Shame on us and our supposedly "great nation."

According to an Aug. 30 article in "The Star Press," one-third of Muncie lives in poverty. Muncie ranks ninth among the top 10 most impoverished cities in the country with populations greater than 65,000. The list also includes Gary and Bloomington.

According to a recent census report, the poverty rate in the U.S. declined by 0.3 percent, from 12.6 percent in 2005 to 12.3 in 2006, and this marked the first decline in poverty in a decade.

These numbers bare the truth of how unfair the U.S. really is.

Have we become so caught up in "we're number one" exceptionalism that numbers such as these demand screaming headlines just to get our attention?

Readers who think the recent decrease in the poverty rate vindicates President George Bush's pro-billionaire economic policies should bear in mind that the drop in the poverty rate follows a dramatic increase that occurred during his presidency.

Maybe the numbers demand such huge headlines because they go against what we're taught.

Laissez-faire economic ideology so dominates the country that we are socialized to assume that anyone, no matter how impoverished, can become Andrew Carnegie. After all, there are lots of real-world cases of that happening, so anyone can do it, we are told. It's a wonderful excuse for eliminating all forms of social assistance because we can simply assume that anyone who doesn't go from alcoholic homelessness to four bedrooms and a golden retriever in Carmel is too lazy to work hard. Stop feeling socialist compassion for poor people. Look up to those hard-working and high-achieving rich people, such as Paris Hilton.

Some people do go from rags to riches. Others work hard their whole lives and remain poor.

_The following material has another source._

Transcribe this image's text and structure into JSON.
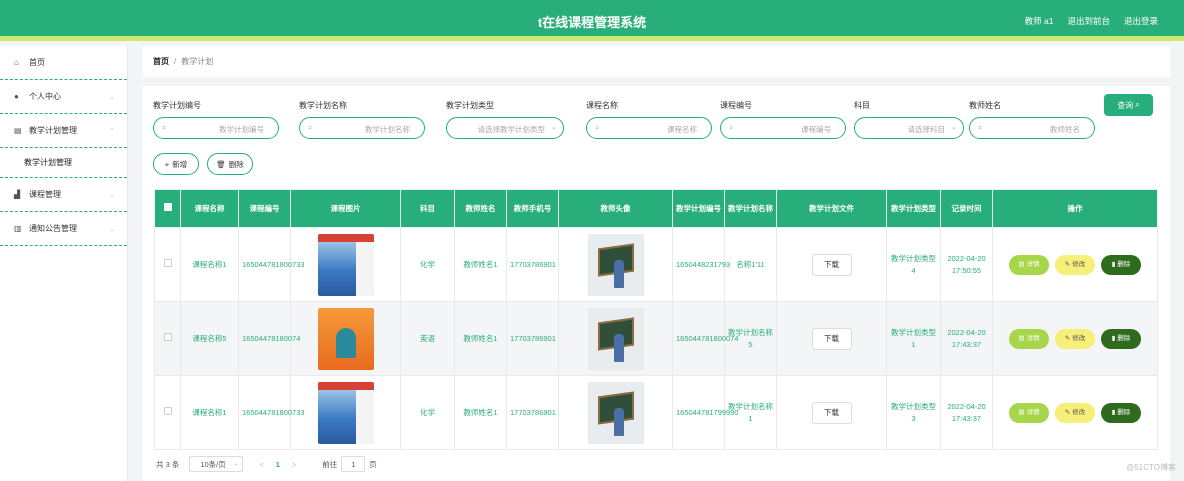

The bootstraps myth is entrenched in the American psyche. According to a 2005 New York Times poll reported by National Public Radio's "Your Money," 80 percent of Americans still buy it. According to the same broadcast, however, people in Canada, the UK, France and Germany find upward mobility easier than Americans.

We have a skewed sense of priorities in this country.

To get a sense of where Bush's economic priorities lie, read the following statement he made while having dinner with fat cats in 2000: "What an impressive crowd: the haves, and the have-mores. Some people call you the elite; I call you my base."

In other words, while we're taught to despise welfare and those who use it, in 2004 millions of Americans still voted for a president who has created a nanny state for the rich.

Bush regularly fulfills the presidential duty of disingenuously touting economic growth and new jobs, but doesn't seem to mind the rapid changes in this country's labor market over the last decade, probably because they have been such a huge benefit to his "base."

According to a 2005 Bureau of Labor Statistics projection, seven of the 10 fastest-growing employment sectors over the next seven years will be in areas that require little or no post-secondary education or training, including retail sales, janitorial work and waiting tables. These will take the place of some of the 3 million manufacturing jobs we have lost since 2000 to developing countries where companies can pay workers poverty wages.

We're always told that America is the greatest nation in the world. What kind of great nation has more than a tenth of its population living in poverty, and 47 million of its people unable to afford decent health care? What kind of great nation gives rich people tax breaks and then lets them ship its jobs overseas and pauperize its people?